New York IT Head Accused of Mining for Cryptocurrency On the Job
Bitcoin is a controversial digital currency that can be sent from user to user through a network, without the need for a bank or mediator. The value is guaranteed by the network of users, though the actual value of the coins that are mined can be very volatile. Mining for cryptocurrency can also be very expensive process. Now, one IT supervisor, in the state of New York, is accused of costing the local government thousand of dollars in bills in a cryptocurrency scheme. What happened?
According to KIRO, the 42-year-old man from Mattituck hid multiple devices in six different rooms at the Suffolk County Center. Prosecutors say some of these device have been running since February, which will end up costing the county at least $6,000 in electricity bills. The Associated Press says he is being charged with a number of counts including public corruption, grand larceny, and computer trespass.
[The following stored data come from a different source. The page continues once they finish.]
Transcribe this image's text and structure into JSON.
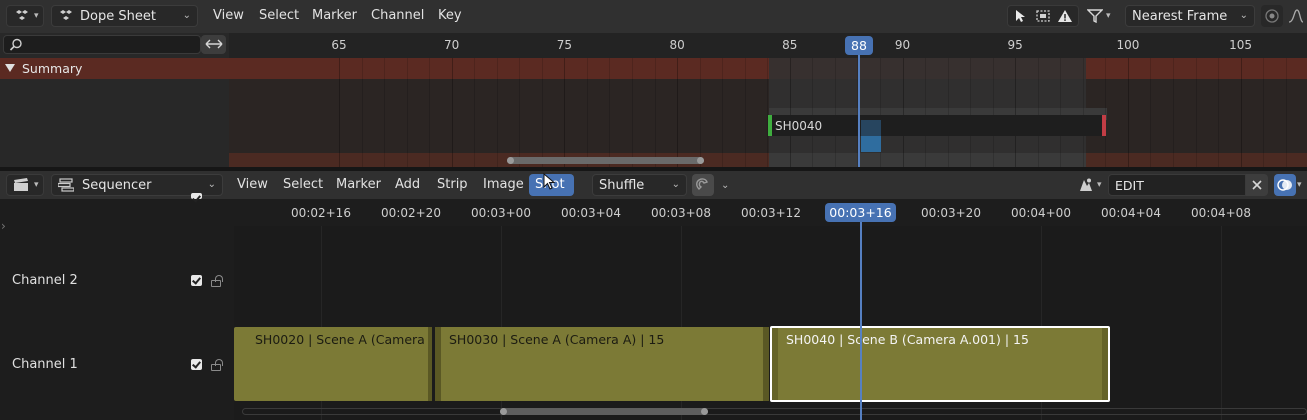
{
  "dopesheet": {
    "editor_type_icon": "dopesheet-editor-icon",
    "mode_label": "Dope Sheet",
    "menus": [
      "View",
      "Select",
      "Marker",
      "Channel",
      "Key"
    ],
    "snap_label": "Nearest Frame",
    "search": {
      "value": "",
      "placeholder": ""
    },
    "summary_label": "Summary",
    "ruler": [
      "65",
      "70",
      "75",
      "80",
      "85",
      "90",
      "95",
      "100",
      "105"
    ],
    "current_frame": "88",
    "shot_label": "SH0040",
    "colors": {
      "summary_row": "#5b2a22",
      "accent": "#4772b3",
      "playhead": "#5680c2"
    }
  },
  "sequencer": {
    "editor_type_icon": "clapperboard-icon",
    "mode_label": "Sequencer",
    "menus": [
      "View",
      "Select",
      "Marker",
      "Add",
      "Strip",
      "Image",
      "Shot"
    ],
    "active_menu": "Shot",
    "overlap_mode": "Shuffle",
    "scene_field": {
      "value": "EDIT",
      "placeholder": ""
    },
    "ruler": [
      "00:02+16",
      "00:02+20",
      "00:03+00",
      "00:03+04",
      "00:03+08",
      "00:03+12",
      "00:03+16",
      "00:03+20",
      "00:04+00",
      "00:04+04",
      "00:04+08"
    ],
    "current_time": "00:03+16",
    "channels": [
      {
        "label": "Channel 2"
      },
      {
        "label": "Channel 1"
      }
    ],
    "strips": [
      {
        "label": "SH0020 | Scene A (Camera",
        "selected": false
      },
      {
        "label": "SH0030 | Scene A (Camera A) | 15",
        "selected": false
      },
      {
        "label": "SH0040 | Scene B (Camera A.001) | 15",
        "selected": true
      }
    ],
    "colors": {
      "strip": "#7c7a36",
      "strip_selected_border": "#ffffff"
    }
  }
}
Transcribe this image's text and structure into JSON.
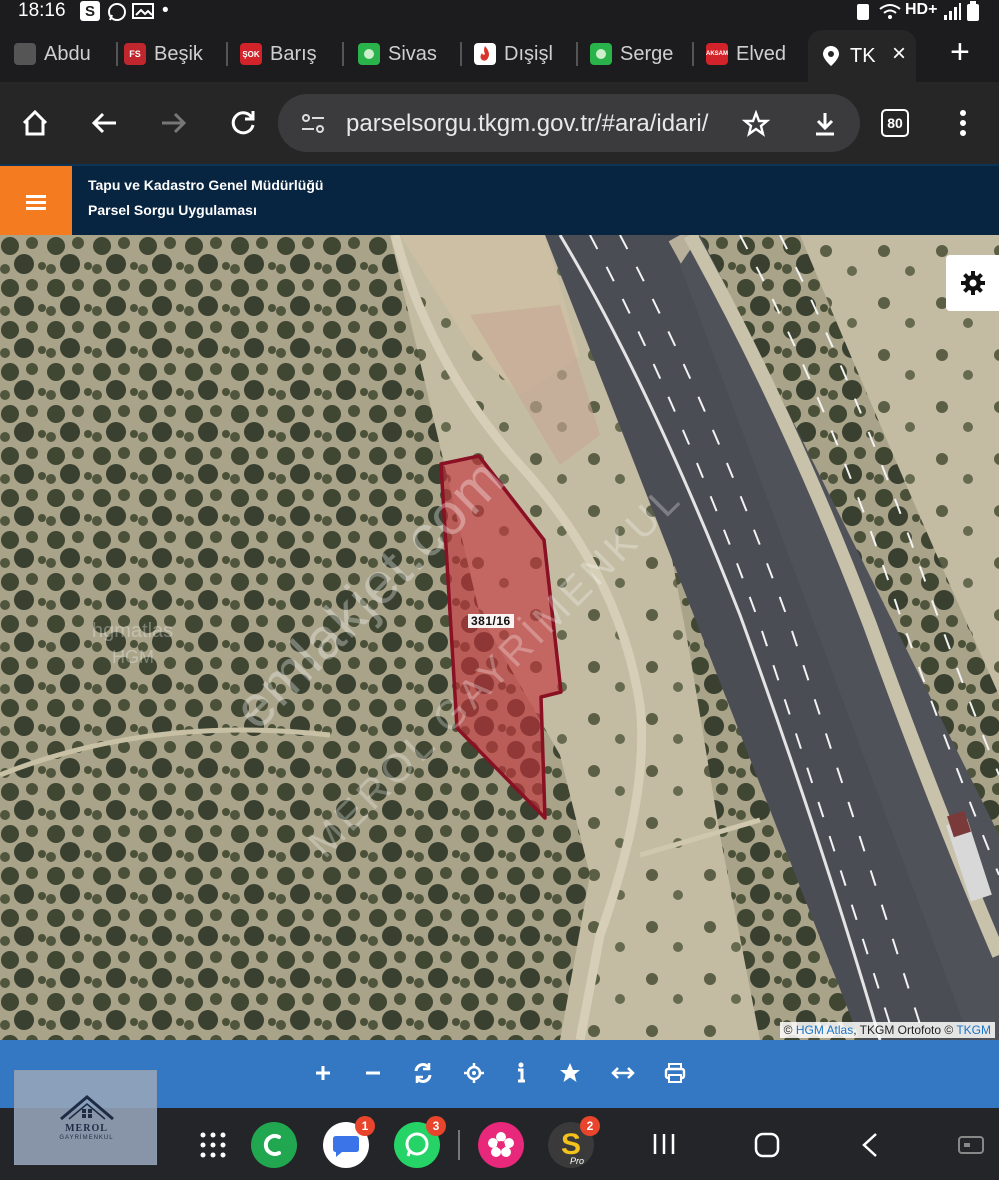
{
  "status_bar": {
    "time": "18:16",
    "notif_icons": [
      "s-icon",
      "whatsapp-icon",
      "image-icon"
    ],
    "dot": "•",
    "network": "HD+"
  },
  "tabs": [
    {
      "label": "Abdu",
      "favicon": "abdu-icon",
      "color": "#555555"
    },
    {
      "label": "Beşik",
      "favicon": "FS",
      "color": "#c0262d"
    },
    {
      "label": "Barış",
      "favicon": "ŞOK",
      "color": "#d2232a"
    },
    {
      "label": "Sivas",
      "favicon": "green-dot-icon",
      "color": "#29b34a"
    },
    {
      "label": "Dışişl",
      "favicon": "flame-icon",
      "color": "#d8352a"
    },
    {
      "label": "Serge",
      "favicon": "green-dot-icon",
      "color": "#29b34a"
    },
    {
      "label": "Elved",
      "favicon": "AKSAM",
      "color": "#d2232a"
    },
    {
      "label": "TK",
      "favicon": "map-pin-icon",
      "color": "#ffffff",
      "active": true
    }
  ],
  "toolbar": {
    "url": "parselsorgu.tkgm.gov.tr/#ara/idari/",
    "tab_count": "80"
  },
  "site_header": {
    "title": "Tapu ve Kadastro Genel Müdürlüğü",
    "subtitle": "Parsel Sorgu Uygulaması"
  },
  "map": {
    "parcel_label": "381/16",
    "parcel_fill": "#c5323a",
    "parcel_stroke": "#8a1024",
    "watermark_1": "emlakjet.com",
    "watermark_2": "MEROL GAYRİMENKUL",
    "tile_watermark": "hgmatlas",
    "tile_watermark_2": "HGM",
    "attribution": {
      "prefix": "© ",
      "hgm": "HGM Atlas",
      "middle": ", TKGM Ortofoto © ",
      "tkgm": "TKGM"
    }
  },
  "map_toolbar": {
    "buttons": [
      "zoom-in-icon",
      "zoom-out-icon",
      "refresh-icon",
      "locate-icon",
      "info-icon",
      "star-icon",
      "measure-icon",
      "print-icon"
    ]
  },
  "logo": {
    "name": "MEROL",
    "sub": "GAYRİMENKUL"
  },
  "navbar": {
    "apps": [
      {
        "name": "apps-grid-icon"
      },
      {
        "name": "phone-app-icon",
        "color": "#21a74f"
      },
      {
        "name": "messages-app-icon",
        "color": "#ffffff",
        "badge": "1"
      },
      {
        "name": "whatsapp-app-icon",
        "color": "#25d366",
        "badge": "3"
      },
      {
        "name": "flower-app-icon",
        "color": "#e8287a"
      },
      {
        "name": "s-pro-app-icon",
        "color": "#3a3a3a",
        "badge": "2",
        "label": "S",
        "sublabel": "Pro"
      }
    ]
  }
}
The Suffolk County District Attorney goes on to say that the suspect utilized unused electrical wall panels and even used the underneath of floorboards.
The New York Times says the process takes an enormous amount of electricity to power the various devices to mine Bitcoin and other cryptocurrencies. The county IT worker is facing up to 15 years if convicted of the top charge, according to the Times. As a taxpayer, do you ever wonder what some of the employees who work in local government are up to behind the scenes?
Mining cryptocurrency requires an enormous amount of resources, and miners have to navigate how to cover all of those electricity and cooling costs. (The suspect) found a way to do it; unfortunately, it was on the backs of taxpayers.